キャベツくんは当たり前のようにキャッチしやがって、しかも勝手に食べやがる。
「まったく、どの口が『過度な暴力は慎め』とか言ってんだか!」
「返せーーっ!! このドロボーーーーッ!!」
「っんだよ、くれたんじゃなかったのかァ~?」
「あげるわけないでしょうが!! 返しなさいっっ、私のソールフードだぞ!!!!」
「お前そんなにバターロール好きだったのかよ!?」
私はテーブルをバンってしながら立って、バターロールに向かって手を伸ばした。キャベツくんは笑いながらバターロールを上にやって、クソッッッ腕長いなこいつ!!

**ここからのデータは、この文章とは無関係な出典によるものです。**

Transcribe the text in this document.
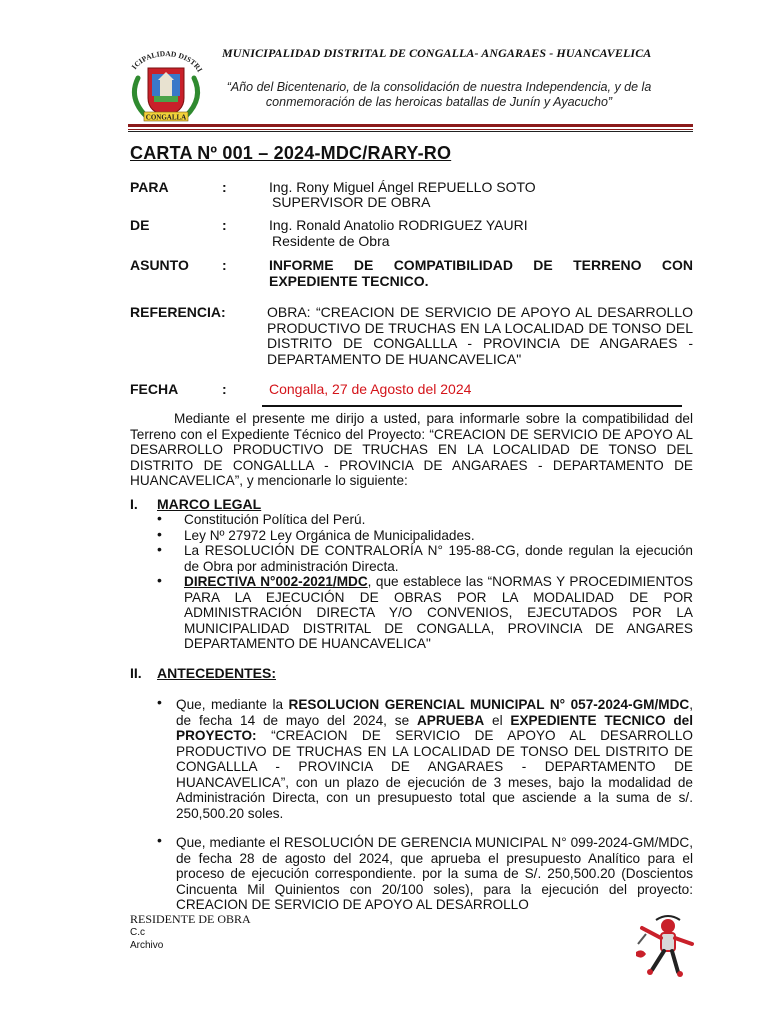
ICIPALIDAD DISTRI
CONGALLA
MUNICIPALIDAD DISTRITAL DE CONGALLA- ANGARAES - HUANCAVELICA
“Año del Bicentenario, de la consolidación de nuestra Independencia, y de la conmemoración de las heroicas batallas de Junín y Ayacucho”
CARTA Nº 001 – 2024-MDC/RARY-RO
PARA	:	Ing. Rony Miguel Ángel REPUELLO SOTO
SUPERVISOR DE OBRA
DE	:	Ing. Ronald Anatolio RODRIGUEZ YAURI
Residente de Obra
ASUNTO :	INFORME DE COMPATIBILIDAD DE TERRENO CON EXPEDIENTE TECNICO.
REFERENCIA:	OBRA: “CREACION DE SERVICIO DE APOYO AL DESARROLLO PRODUCTIVO DE TRUCHAS EN LA LOCALIDAD DE TONSO DEL DISTRITO DE CONGALLLA - PROVINCIA DE ANGARAES - DEPARTAMENTO DE HUANCAVELICA"
FECHA	:	Congalla, 27 de Agosto del 2024
Mediante el presente me dirijo a usted, para informarle sobre la compatibilidad del Terreno con el Expediente Técnico del Proyecto: “CREACION DE SERVICIO DE APOYO AL DESARROLLO PRODUCTIVO DE TRUCHAS EN LA LOCALIDAD DE TONSO DEL DISTRITO DE CONGALLLA - PROVINCIA DE ANGARAES - DEPARTAMENTO DE HUANCAVELICA”, y mencionarle lo siguiente:
I. MARCO LEGAL
• Constitución Política del Perú.
• Ley Nº 27972 Ley Orgánica de Municipalidades.
• La RESOLUCIÓN DE CONTRALORÍA N° 195-88-CG, donde regulan la ejecución de Obra por administración Directa.
• DIRECTIVA N°002-2021/MDC, que establece las “NORMAS Y PROCEDIMIENTOS PARA LA EJECUCIÓN DE OBRAS POR LA MODALIDAD DE POR ADMINISTRACIÓN DIRECTA Y/O CONVENIOS, EJECUTADOS POR LA MUNICIPALIDAD DISTRITAL DE CONGALLA, PROVINCIA DE ANGARES DEPARTAMENTO DE HUANCAVELICA"
II. ANTECEDENTES:
• Que, mediante la RESOLUCION GERENCIAL MUNICIPAL N° 057-2024-GM/MDC, de fecha 14 de mayo del 2024, se APRUEBA el EXPEDIENTE TECNICO del PROYECTO: “CREACION DE SERVICIO DE APOYO AL DESARROLLO PRODUCTIVO DE TRUCHAS EN LA LOCALIDAD DE TONSO DEL DISTRITO DE CONGALLLA - PROVINCIA DE ANGARAES - DEPARTAMENTO DE HUANCAVELICA”, con un plazo de ejecución de 3 meses, bajo la modalidad de Administración Directa, con un presupuesto total que asciende a la suma de s/. 250,500.20 soles.
• Que, mediante el RESOLUCIÓN DE GERENCIA MUNICIPAL N° 099-2024-GM/MDC, de fecha 28 de agosto del 2024, que aprueba el presupuesto Analítico para el proceso de ejecución correspondiente. por la suma de S/. 250,500.20 (Doscientos Cincuenta Mil Quinientos con 20/100 soles), para la ejecución del proyecto: CREACION DE SERVICIO DE APOYO AL DESARROLLO
RESIDENTE DE OBRA
C.c
Archivo
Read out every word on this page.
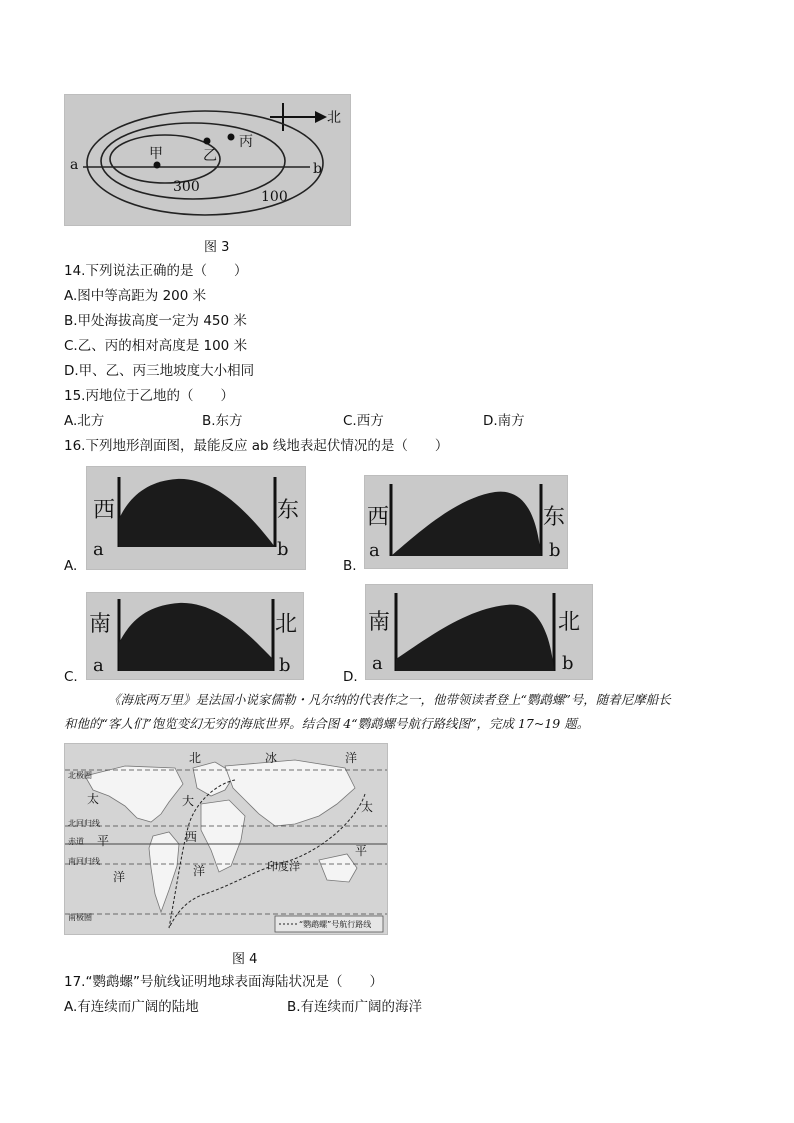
北
a	b
甲	乙
丙
300
100
图 3
14.下列说法正确的是（　　）
A.图中等高距为 200 米
B.甲处海拔高度一定为 450 米
C.乙、丙的相对高度是 100 米
D.甲、乙、丙三地坡度大小相同
15.丙地位于乙地的（　　）
A.北方	B.东方	C.西方	D.南方
16.下列地形剖面图，最能反应 ab 线地表起伏情况的是（　　）
A.
西	东
a	b
B.
西	东
a	b
C.
南	北
a	b
D.
南	北
a	b
《海底两万里》是法国小说家儒勒・凡尔纳的代表作之一，他带领读者登上“鹦鹉螺”号，随着尼摩船长
和他的“客人们”饱览变幻无穷的海底世界。结合图 4“鹦鹉螺号航行路线图”，完成 17~19 题。
北	冰	洋
北极圈
北回归线
赤道
南回归线
南极圈
太
平
洋
大
西
洋
太
平
印度洋
“鹦鹉螺”号航行路线
图 4
17.“鹦鹉螺”号航线证明地球表面海陆状况是（　　）
A.有连续而广阔的陆地	B.有连续而广阔的海洋
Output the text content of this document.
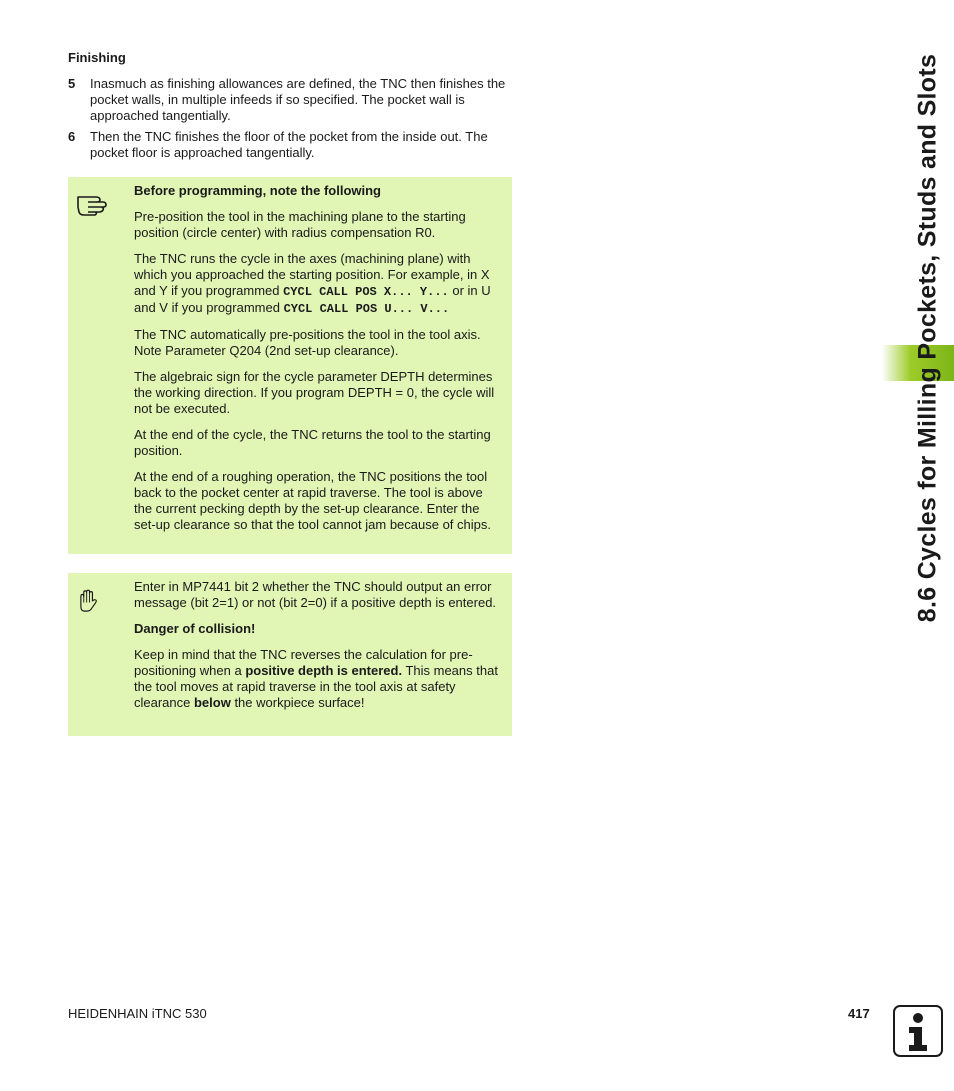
Finishing
5	Inasmuch as finishing allowances are defined, the TNC then finishes the pocket walls, in multiple infeeds if so specified. The pocket wall is approached tangentially.
6	Then the TNC finishes the floor of the pocket from the inside out. The pocket floor is approached tangentially.

Before programming, note the following

Pre-position the tool in the machining plane to the starting position (circle center) with radius compensation R0.

The TNC runs the cycle in the axes (machining plane) with which you approached the starting position. For example, in X and Y if you programmed CYCL CALL POS X... Y... or in U and V if you programmed CYCL CALL POS U... V...

The TNC automatically pre-positions the tool in the tool axis. Note Parameter Q204 (2nd set-up clearance).

The algebraic sign for the cycle parameter DEPTH determines the working direction. If you program DEPTH = 0, the cycle will not be executed.

At the end of the cycle, the TNC returns the tool to the starting position.

At the end of a roughing operation, the TNC positions the tool back to the pocket center at rapid traverse. The tool is above the current pecking depth by the set-up clearance. Enter the set-up clearance so that the tool cannot jam because of chips.

Enter in MP7441 bit 2 whether the TNC should output an error message (bit 2=1) or not (bit 2=0) if a positive depth is entered.

Danger of collision!

Keep in mind that the TNC reverses the calculation for pre-positioning when a positive depth is entered. This means that the tool moves at rapid traverse in the tool axis at safety clearance below the workpiece surface!

8.6 Cycles for Milling Pockets, Studs and Slots
HEIDENHAIN iTNC 530	417
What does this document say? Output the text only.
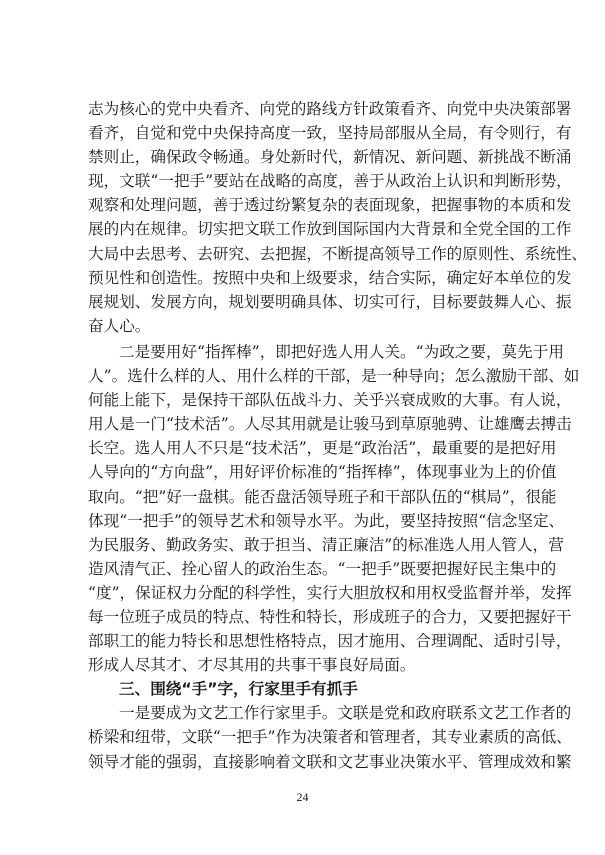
志为核心的党中央看齐、向党的路线方针政策看齐、向党中央决策部署

看齐，自觉和党中央保持高度一致，坚持局部服从全局，有令则行，有

禁则止，确保政令畅通。身处新时代，新情况、新问题、新挑战不断涌

现，文联“一把手”要站在战略的高度，善于从政治上认识和判断形势，

观察和处理问题，善于透过纷繁复杂的表面现象，把握事物的本质和发

展的内在规律。切实把文联工作放到国际国内大背景和全党全国的工作

大局中去思考、去研究、去把握，不断提高领导工作的原则性、系统性、

预见性和创造性。按照中央和上级要求，结合实际，确定好本单位的发

展规划、发展方向，规划要明确具体、切实可行，目标要鼓舞人心、振

奋人心。

二是要用好“指挥棒”，即把好选人用人关。“为政之要，莫先于用

人”。选什么样的人、用什么样的干部，是一种导向；怎么激励干部、如

何能上能下，是保持干部队伍战斗力、关乎兴衰成败的大事。有人说，

用人是一门“技术活”。人尽其用就是让骏马到草原驰骋、让雄鹰去搏击

长空。选人用人不只是“技术活”，更是“政治活”，最重要的是把好用

人导向的“方向盘”，用好评价标准的“指挥棒”，体现事业为上的价值

取向。“把”好一盘棋。能否盘活领导班子和干部队伍的“棋局”，很能

体现“一把手”的领导艺术和领导水平。为此，要坚持按照“信念坚定、

为民服务、勤政务实、敢于担当、清正廉洁”的标准选人用人管人，营

造风清气正、拴心留人的政治生态。“一把手”既要把握好民主集中的

“度”，保证权力分配的科学性，实行大胆放权和用权受监督并举，发挥

每一位班子成员的特点、特性和特长，形成班子的合力，又要把握好干

部职工的能力特长和思想性格特点，因才施用、合理调配、适时引导，

形成人尽其才、才尽其用的共事干事良好局面。

三、围绕“手”字，行家里手有抓手

一是要成为文艺工作行家里手。文联是党和政府联系文艺工作者的

桥梁和纽带，文联“一把手”作为决策者和管理者，其专业素质的高低、

领导才能的强弱，直接影响着文联和文艺事业决策水平、管理成效和繁

24
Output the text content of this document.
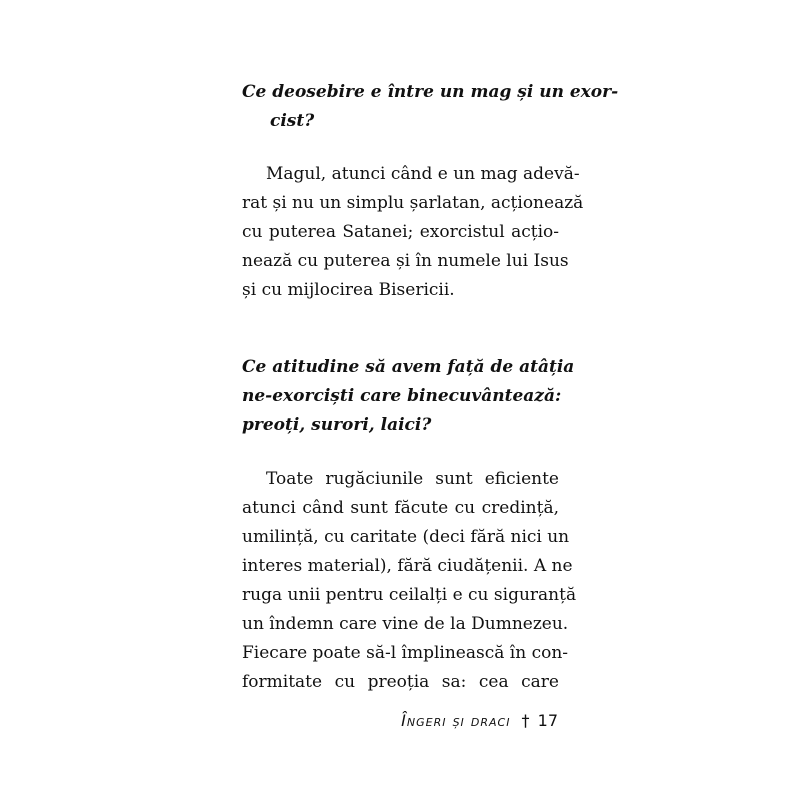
Ce deosebire e între un mag și un exor-
cist?
Magul, atunci când e un mag adevă-
rat și nu un simplu șarlatan, acționează
cu puterea Satanei; exorcistul acțio-
nează cu puterea și în numele lui Isus
și cu mijlocirea Bisericii.
Ce atitudine să avem față de atâția
ne-exorciști care binecuvântează:
preoți, surori, laici?
Toate rugăciunile sunt eficiente
atunci când sunt făcute cu credință,
umilință, cu caritate (deci fără nici un
interes material), fără ciudățenii. A ne
ruga unii pentru ceilalți e cu siguranță
un îndemn care vine de la Dumnezeu.
Fiecare poate să-l împlinească în con-
formitate cu preoția sa: cea care
Îngeri și draci † 17
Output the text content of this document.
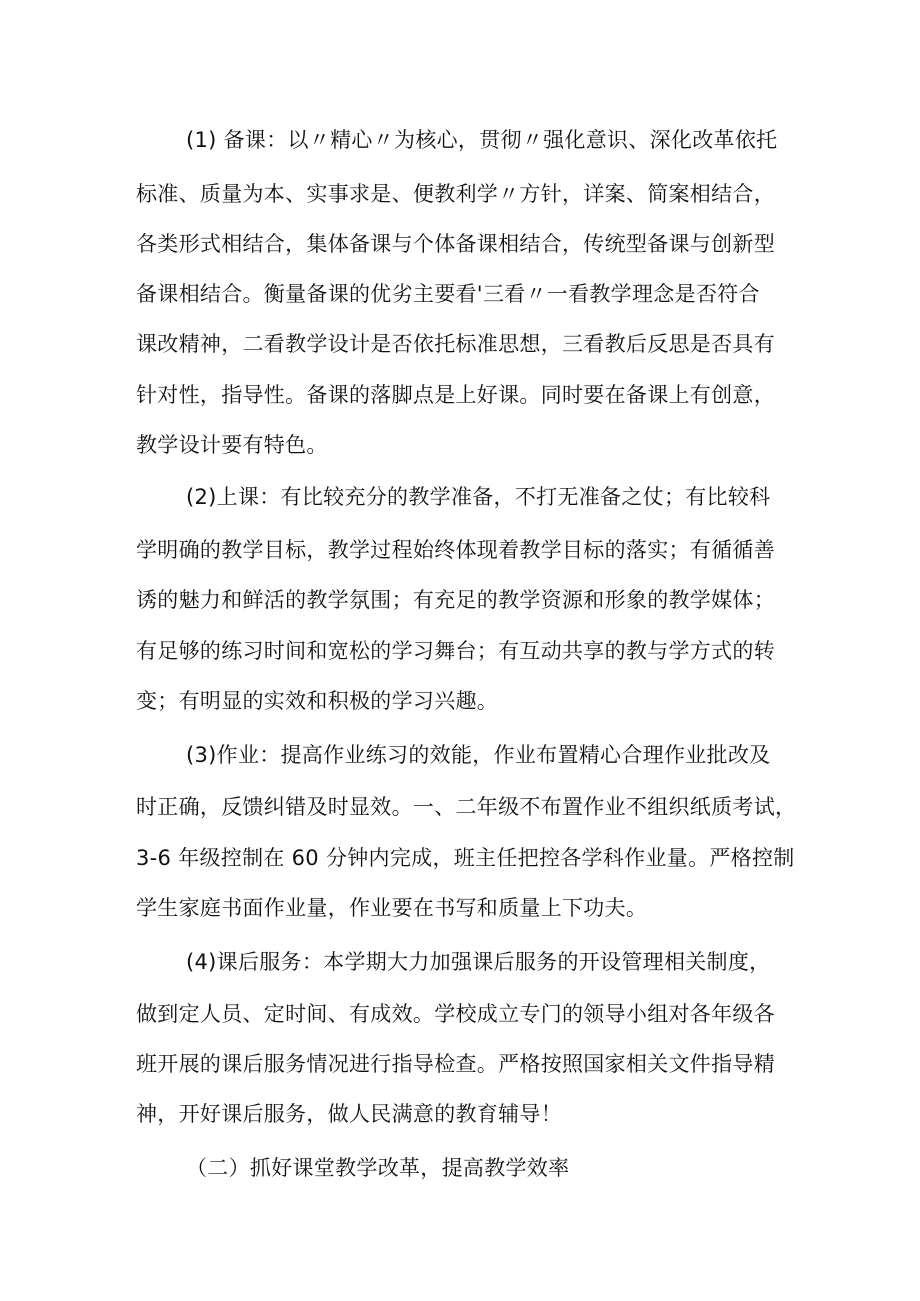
(1) 备课：以〃精心〃为核心，贯彻〃强化意识、深化改革依托
标准、质量为本、实事求是、便教利学〃方针，详案、简案相结合，
各类形式相结合，集体备课与个体备课相结合，传统型备课与创新型
备课相结合。衡量备课的优劣主要看'三看〃一看教学理念是否符合
课改精神，二看教学设计是否依托标准思想，三看教后反思是否具有
针对性，指导性。备课的落脚点是上好课。同时要在备课上有创意，
教学设计要有特色。
(2)上课：有比较充分的教学准备，不打无准备之仗；有比较科
学明确的教学目标，教学过程始终体现着教学目标的落实；有循循善
诱的魅力和鲜活的教学氛围；有充足的教学资源和形象的教学媒体；
有足够的练习时间和宽松的学习舞台；有互动共享的教与学方式的转
变；有明显的实效和积极的学习兴趣。
(3)作业：提高作业练习的效能，作业布置精心合理作业批改及
时正确，反馈纠错及时显效。一、二年级不布置作业不组织纸质考试，
3-6 年级控制在 60 分钟内完成，班主任把控各学科作业量。严格控制
学生家庭书面作业量，作业要在书写和质量上下功夫。
(4)课后服务：本学期大力加强课后服务的开设管理相关制度，
做到定人员、定时间、有成效。学校成立专门的领导小组对各年级各
班开展的课后服务情况进行指导检查。严格按照国家相关文件指导精
神，开好课后服务，做人民满意的教育辅导！
（二）抓好课堂教学改革，提高教学效率
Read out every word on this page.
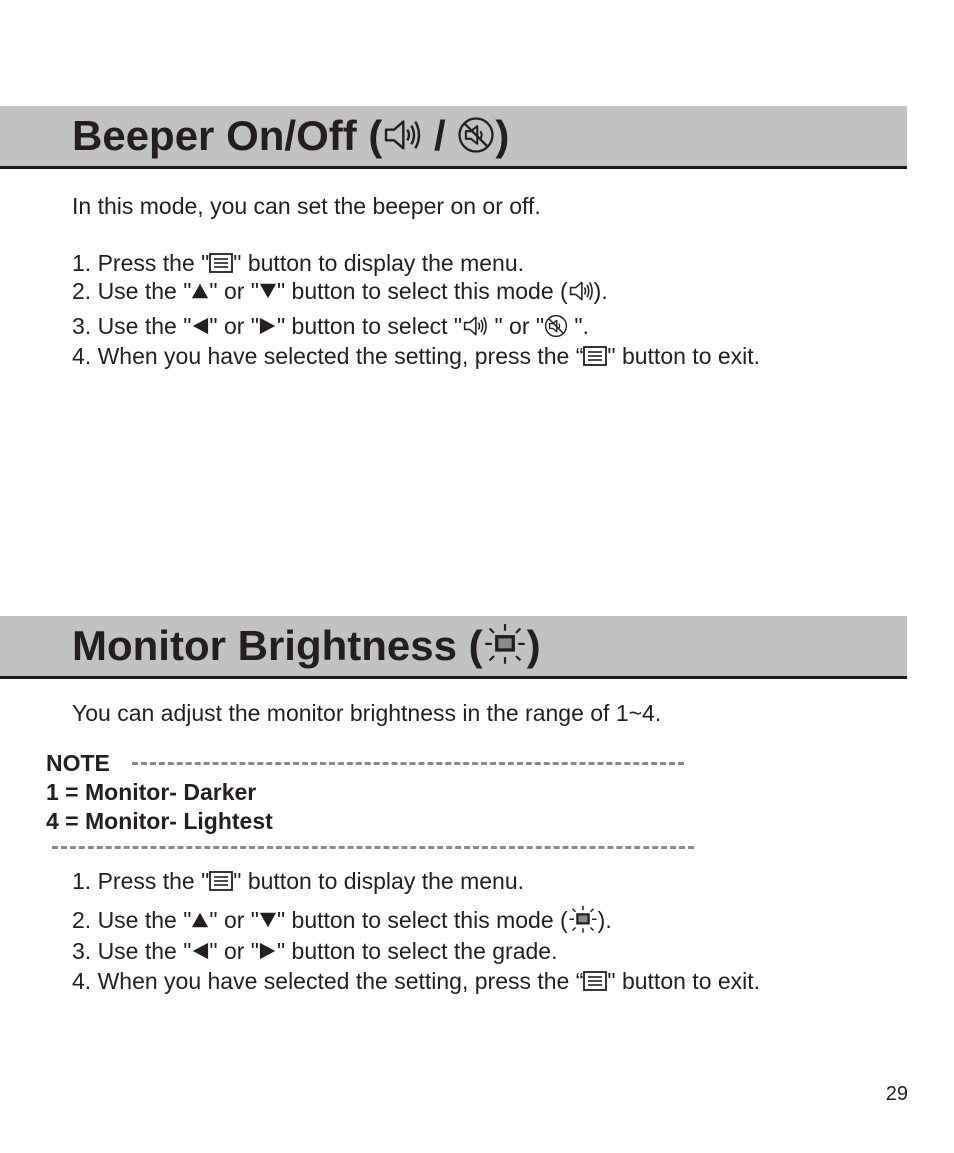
Beeper On/Off ( / )
In this mode, you can set the beeper on or off.
1. Press the " " button to display the menu.
2. Use the " " or " " button to select this mode ( ).
3. Use the " " or " " button to select " " or " ".
4. When you have selected the setting, press the “ " button to exit.
Monitor Brightness ( )
You can adjust the monitor brightness in the range of 1~4.
NOTE
1 = Monitor- Darker
4 = Monitor- Lightest
1. Press the " " button to display the menu.
2. Use the " " or " " button to select this mode ( ).
3. Use the " " or " " button to select the grade.
4. When you have selected the setting, press the “ " button to exit.
29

「ちょっっ、暴れんといてよ! もしあーしのミネストローネひっくり返したらタダじゃおかんからな!?」
ごめんねローリエ、今回だけは無視させて。私の魂がかかってるんだ......!
「おいおい、もう大人しく新しいのもらってこいよ! これもう食べかけだし!」
「あっ、た、......うるせーーっ!」
「今一瞬揺らいだよな??」
「ふっ......ふふふっ......」
己のうるさい声のせいで、危うく聞き逃すところだった。
私は勢いよく口を閉じて、サッと右を向く。
......やっぱり。さっきの、控えめの笑い声って......!
「ふふっ......あっっっガーディナー、さ、」
目が合うと、オリーブくんの頬が赤く染まる。
自分の腕を掴んで、目を泳がせて、
「ご、ごめん、笑っちゃって......ぼく......」
「ううん!! ごめんなのはこっちだよっ、オリーブくんのこと置いてけぼりにっ」
「ぜ、全然大丈夫、だよ......むしろ......」
彼は、少しだけ照れくさそうに微笑んだ。
「......みんなの話、聞いてるの......楽しい、から......」
「あ......!」
にんじん色の瞳が、優しく揺れる。
口角には、変に力が入ったりしてない。
本当に、楽しそう。
楽しいって、思ってくれてる。
笑って、くれてる......!
「よ......よかったぁ......!!」
一緒にご飯食べようって、言い続けてよかった。
あのとき、オリーブくんの本音が聞けて、よかった。
こうして、みんなと話せて......楽しく過ごして、みんな笑顔で、
「えへへへっ......わ、私たち、普段からこんな感じだから! そのぉ......」
「そう、なんだ。賑やかで、いいね......」
「......うん!!」
やっぱり、みんな笑顔が一番だよね!!
「あ、そうそう! オレさぁ、ちょうど面白れぇ話題持ってんだよ!」
............人が感動シーンを繰り広げてるっていうのに、空気の読めない男め......!!
「なんや? 場合によってはあんたもミルフォイルみたいにすんぞ?」
「私も怒る!! ついでにオリーブくんも!」
「えっっっぼ、ぼくは——」
「お前らさぁ、『性の六時間』って知ってるか?」
こうしてキャベツくんの顔は、ホワイトパスタの深淵に沈められたのでした。
これで、この話終わりって思うじゃん?
『性の六時間』なんて単語、二度と出てこないって思うじゃん?
......フラグだったんすよ......。